Com o passar dos anos a vaidade diminuiu. Não gosto de dizer aos outros que é meu aniversário. Passo todos os dias que antecedem a data lembrando os outros com diretas e indiretas sobre presentes e comemorações e chega no dia, morro de vergonha de receber o simples “parabéns”.

Passei a afirmar o mito do inferno astral que antecede a data do meu nascimento e esse ano, parece que o próprio Lúcifer se planejou para executá-lo com maestria em todos os departamentos da minha vidinha, indo desde o “setor” profissional até o sentimental. Rebuliço cósmico planejado para anteceder 24 de setembro de 2008. Caprichado!

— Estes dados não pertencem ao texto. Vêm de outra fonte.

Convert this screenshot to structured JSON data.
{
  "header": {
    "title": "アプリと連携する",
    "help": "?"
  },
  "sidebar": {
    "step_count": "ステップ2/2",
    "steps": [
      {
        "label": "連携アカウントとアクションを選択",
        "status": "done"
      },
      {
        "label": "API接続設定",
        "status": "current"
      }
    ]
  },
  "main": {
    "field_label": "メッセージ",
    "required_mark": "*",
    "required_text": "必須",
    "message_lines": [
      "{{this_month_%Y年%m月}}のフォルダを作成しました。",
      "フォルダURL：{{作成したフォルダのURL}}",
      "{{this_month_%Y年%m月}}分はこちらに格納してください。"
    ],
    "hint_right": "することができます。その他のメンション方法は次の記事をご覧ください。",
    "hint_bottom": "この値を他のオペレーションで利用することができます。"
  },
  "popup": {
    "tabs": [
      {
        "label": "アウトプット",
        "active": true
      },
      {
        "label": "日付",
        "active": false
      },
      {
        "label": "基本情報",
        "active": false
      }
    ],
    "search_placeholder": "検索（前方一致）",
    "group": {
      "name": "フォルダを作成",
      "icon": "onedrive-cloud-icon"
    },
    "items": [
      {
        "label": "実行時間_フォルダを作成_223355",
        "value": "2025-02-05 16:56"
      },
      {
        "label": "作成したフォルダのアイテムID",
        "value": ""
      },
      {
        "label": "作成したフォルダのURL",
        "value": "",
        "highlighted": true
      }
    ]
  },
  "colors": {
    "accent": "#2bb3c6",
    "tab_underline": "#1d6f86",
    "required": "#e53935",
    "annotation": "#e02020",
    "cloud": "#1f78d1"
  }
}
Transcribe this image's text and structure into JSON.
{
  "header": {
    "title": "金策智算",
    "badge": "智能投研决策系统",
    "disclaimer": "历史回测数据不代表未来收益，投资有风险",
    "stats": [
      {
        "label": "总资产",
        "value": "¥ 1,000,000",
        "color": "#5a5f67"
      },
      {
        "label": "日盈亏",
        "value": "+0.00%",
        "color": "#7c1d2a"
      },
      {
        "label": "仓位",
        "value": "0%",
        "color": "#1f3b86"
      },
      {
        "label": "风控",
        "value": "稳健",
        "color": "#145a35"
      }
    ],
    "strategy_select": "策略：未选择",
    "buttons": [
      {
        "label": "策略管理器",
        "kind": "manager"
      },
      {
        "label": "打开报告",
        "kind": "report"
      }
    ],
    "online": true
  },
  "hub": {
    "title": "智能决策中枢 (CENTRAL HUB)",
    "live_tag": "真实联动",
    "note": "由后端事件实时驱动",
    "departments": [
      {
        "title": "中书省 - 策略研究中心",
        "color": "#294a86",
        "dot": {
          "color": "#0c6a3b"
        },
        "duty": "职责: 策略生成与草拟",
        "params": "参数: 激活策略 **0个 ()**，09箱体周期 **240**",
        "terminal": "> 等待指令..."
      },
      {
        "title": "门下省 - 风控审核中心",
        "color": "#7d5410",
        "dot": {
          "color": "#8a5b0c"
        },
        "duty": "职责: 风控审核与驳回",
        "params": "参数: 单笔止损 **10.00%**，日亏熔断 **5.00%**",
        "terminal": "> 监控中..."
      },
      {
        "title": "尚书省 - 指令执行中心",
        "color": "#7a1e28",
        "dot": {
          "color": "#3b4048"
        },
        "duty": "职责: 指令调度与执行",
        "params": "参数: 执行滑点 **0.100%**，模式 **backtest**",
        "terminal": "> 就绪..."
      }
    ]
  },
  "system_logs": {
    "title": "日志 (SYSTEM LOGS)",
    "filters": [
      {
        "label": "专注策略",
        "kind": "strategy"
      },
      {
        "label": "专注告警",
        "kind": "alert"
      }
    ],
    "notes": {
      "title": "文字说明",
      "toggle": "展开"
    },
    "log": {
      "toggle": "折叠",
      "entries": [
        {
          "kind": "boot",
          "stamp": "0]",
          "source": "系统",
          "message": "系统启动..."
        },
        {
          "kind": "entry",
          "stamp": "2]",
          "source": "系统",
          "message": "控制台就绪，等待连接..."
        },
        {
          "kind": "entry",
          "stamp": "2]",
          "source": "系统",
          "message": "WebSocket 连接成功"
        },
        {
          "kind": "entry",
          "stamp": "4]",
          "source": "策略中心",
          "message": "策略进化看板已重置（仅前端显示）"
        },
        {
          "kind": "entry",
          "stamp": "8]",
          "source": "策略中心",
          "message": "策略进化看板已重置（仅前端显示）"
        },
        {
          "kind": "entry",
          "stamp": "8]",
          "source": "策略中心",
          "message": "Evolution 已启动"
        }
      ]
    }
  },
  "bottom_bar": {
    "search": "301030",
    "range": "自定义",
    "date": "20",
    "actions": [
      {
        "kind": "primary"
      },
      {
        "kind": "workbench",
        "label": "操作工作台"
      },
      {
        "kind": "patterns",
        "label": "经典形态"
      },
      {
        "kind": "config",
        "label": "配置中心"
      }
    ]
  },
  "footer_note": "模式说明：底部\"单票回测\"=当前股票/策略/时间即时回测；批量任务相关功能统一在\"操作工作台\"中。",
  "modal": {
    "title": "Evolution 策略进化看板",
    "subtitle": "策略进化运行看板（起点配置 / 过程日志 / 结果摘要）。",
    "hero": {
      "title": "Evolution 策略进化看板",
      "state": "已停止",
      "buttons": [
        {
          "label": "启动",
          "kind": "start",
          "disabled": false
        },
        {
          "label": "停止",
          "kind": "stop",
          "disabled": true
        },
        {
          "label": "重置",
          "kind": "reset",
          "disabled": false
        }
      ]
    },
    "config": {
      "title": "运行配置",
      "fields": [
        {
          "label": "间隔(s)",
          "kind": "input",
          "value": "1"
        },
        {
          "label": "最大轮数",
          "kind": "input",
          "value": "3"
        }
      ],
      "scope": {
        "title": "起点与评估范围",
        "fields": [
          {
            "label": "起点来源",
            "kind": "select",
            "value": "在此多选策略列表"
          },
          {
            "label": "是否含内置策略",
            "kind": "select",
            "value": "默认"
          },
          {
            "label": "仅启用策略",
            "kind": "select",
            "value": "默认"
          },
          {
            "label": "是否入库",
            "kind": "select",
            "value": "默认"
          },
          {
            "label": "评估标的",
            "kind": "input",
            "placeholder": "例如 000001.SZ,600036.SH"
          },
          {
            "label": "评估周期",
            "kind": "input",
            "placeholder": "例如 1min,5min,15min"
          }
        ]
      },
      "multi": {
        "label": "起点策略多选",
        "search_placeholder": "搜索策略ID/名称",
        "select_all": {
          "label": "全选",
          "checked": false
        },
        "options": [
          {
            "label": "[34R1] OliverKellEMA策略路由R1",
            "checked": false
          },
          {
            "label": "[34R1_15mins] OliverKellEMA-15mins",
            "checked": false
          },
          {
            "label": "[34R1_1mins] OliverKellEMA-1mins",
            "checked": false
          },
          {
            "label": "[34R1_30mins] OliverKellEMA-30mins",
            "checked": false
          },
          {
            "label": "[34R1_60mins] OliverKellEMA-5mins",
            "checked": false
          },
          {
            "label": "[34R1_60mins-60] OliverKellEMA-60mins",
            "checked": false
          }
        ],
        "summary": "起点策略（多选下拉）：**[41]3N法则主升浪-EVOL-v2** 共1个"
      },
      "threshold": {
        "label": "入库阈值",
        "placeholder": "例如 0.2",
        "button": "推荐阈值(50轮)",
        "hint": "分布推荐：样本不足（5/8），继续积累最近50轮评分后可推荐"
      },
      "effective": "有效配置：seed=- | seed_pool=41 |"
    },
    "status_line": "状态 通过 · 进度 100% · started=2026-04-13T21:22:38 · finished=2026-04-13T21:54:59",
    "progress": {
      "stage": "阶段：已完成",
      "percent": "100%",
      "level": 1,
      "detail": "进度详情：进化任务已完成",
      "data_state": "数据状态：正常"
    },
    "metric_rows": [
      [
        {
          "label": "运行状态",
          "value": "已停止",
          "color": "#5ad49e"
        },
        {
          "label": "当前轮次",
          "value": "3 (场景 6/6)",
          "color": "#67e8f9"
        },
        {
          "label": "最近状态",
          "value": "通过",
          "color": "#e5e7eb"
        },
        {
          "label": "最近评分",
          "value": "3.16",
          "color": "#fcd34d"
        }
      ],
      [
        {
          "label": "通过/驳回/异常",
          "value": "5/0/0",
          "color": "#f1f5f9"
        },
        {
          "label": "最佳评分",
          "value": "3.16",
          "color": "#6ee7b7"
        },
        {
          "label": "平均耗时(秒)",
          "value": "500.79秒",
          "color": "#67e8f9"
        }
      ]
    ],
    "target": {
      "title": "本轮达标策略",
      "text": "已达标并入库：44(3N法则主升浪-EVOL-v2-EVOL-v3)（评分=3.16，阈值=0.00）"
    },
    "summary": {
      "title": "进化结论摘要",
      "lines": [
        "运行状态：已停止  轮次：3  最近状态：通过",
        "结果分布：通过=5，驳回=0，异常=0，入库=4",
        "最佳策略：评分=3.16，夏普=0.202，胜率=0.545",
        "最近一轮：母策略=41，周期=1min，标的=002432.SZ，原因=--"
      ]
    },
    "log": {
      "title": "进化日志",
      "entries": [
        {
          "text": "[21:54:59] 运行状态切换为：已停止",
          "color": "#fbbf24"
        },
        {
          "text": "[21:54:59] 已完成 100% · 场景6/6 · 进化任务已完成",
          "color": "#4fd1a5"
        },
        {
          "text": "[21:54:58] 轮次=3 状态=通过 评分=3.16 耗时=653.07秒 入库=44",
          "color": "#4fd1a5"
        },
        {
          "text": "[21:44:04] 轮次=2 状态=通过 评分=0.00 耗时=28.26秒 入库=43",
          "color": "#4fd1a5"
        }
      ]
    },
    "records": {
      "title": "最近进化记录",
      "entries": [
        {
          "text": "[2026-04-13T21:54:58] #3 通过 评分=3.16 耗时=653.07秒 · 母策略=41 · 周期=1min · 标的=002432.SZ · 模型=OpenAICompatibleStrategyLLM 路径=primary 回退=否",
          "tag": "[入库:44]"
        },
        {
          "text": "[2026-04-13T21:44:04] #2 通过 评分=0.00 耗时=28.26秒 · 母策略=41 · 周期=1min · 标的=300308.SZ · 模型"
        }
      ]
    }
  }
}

Passado o inferno, ficou só o astral. Não esse de gente efusiva que alardeia seus pequenos feitos. Ficou o que fica depois da tempestade. Os destroços e algumas fagulhas de uma esperança que parece, nesse exato momento, ser a última. Mesmo que essa coisa completamente incompreensível chamada de existência já tenha me surpreendido várias vezes, o meu astral tá em cima do muro, tá no fio da navalha.

Não desanimo porque não posso. Fraquejo, sim. Muitas e muitas e muitas vezes. Cometo erros, dou mancadas com as pessoas que mais amo, não termino o que inicio e tenho o péssimo hábito de afastar as pessoas de perto de mim. Receio por fazer o processo inverso: ao invés de tornar-me borboleta, virar casulo de vez.

E hoje está sendo mais um dia que vai ser o primeiro dia do resto de minha vida, mais um recomeço, um start novo, novas metas a meu tempo. O lance todo foi a compreensão de algo bem simples: a gente não possui o tempo.

De nada adianta dizerem que estou mais pros 30 do que pros 20. Cada um tem seu tempo e constrói (ou destrói) sua vida nessas horas, minutos, segundos… sei lá, nessas convenções para aprisionar algo que nada mais é que nascer e pôr-do-sol. O meu tempo pode não está sendo tão ágil como muitas pessoas desejavam e até mesmo como eu previa para o meu futuro.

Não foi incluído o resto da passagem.